Yes. I’ve been on a Monkee binge this summer. Let me reassure my readers (read: my 5 friends) this is not a blog about the Prefab Four. But it’s Labor Day, and the group comes to mind. FETV yanked the reruns last week, and it makes me sad. The show isn’t on DVD or streaming. To be honest, Labor Day makes me sad, anyway. I could care less that it means the end of Summer. I hate Summer, and it’s overrated. Summer is like the 500 lb. relative you hate who visits, then dies on your new couch. You finally get past the mess, but the melody lingers on. And you must buy a new couch. Labor Day will always live in my mind as synonymous with “back to school,” – and I hated school. The only upside was new clothes, usually from Penny’s or Sears.
In those glory days of 1967, department store giant Penny’s launched a clothing line for the show. According to The Monkees Almanac, Penny’s approached Screen Gems for a TV tie-in line of merchandise. Screen Gems, seeing megabuxx, agreed. Coordinating the apparel line with the release of More of the Monkees LP in January 1967, not only was the group photographed for the cover in the new duds but Penny’s promoted the line in their next catalog along with the record albums and other exclusive items. Sadly, this also led to the demise of the group. As the guys had no idea it was part of a major merchandising scheme, Michael Nesmith (because the Nez is gonna Nez) blew the whistle on the group in an interview in Look magazine in late January 1967.

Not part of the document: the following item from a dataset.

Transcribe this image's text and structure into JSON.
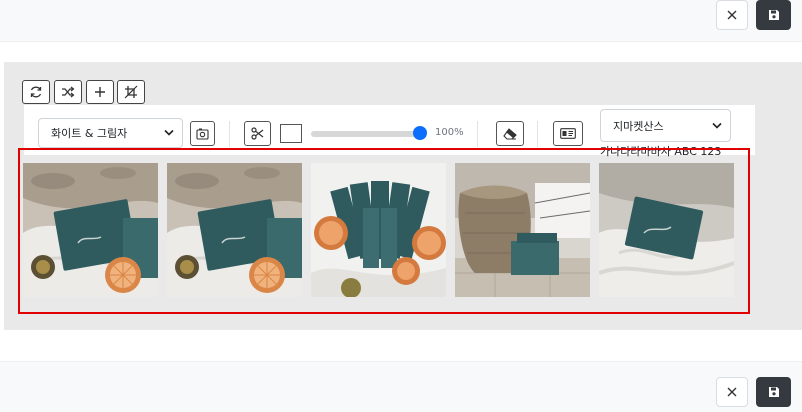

Fifty-four years on, I have to say the clothing line was not that bad. It consisted of earth-tone prints and color blocking. The slim trousers and double-breasted jackets were fantastic. Americans were slim back in those days and not averaging 350 lbs. on the hoof as they are now. Note to chill’uns – bell-bottoms did not become mainstream until about 1969. I’ll confess I’m having problems locating the catalog that featured the line. I’ve looked at the Spring/Summer 1967 standard mail order catalog, but I find hats on the pages where the Monkees should be. Of course, sometimes Penny’s issued mid-season catalog supplements to move merchandise and catalogs were edited by region: what was good for LA might not appear in catalogs for the mid-west, and so on. Too, I’ve not been able to find the designer, either.
On a personal note, one classmate had the exclusive Penny’s Monkee Logo badge, cast in brass, in the winter of 1967. I was envious and never found one for myself. Over a half-century later, I think I’ve found one on eBay. Fingers crossed, I may fulfill my childhood dream soon!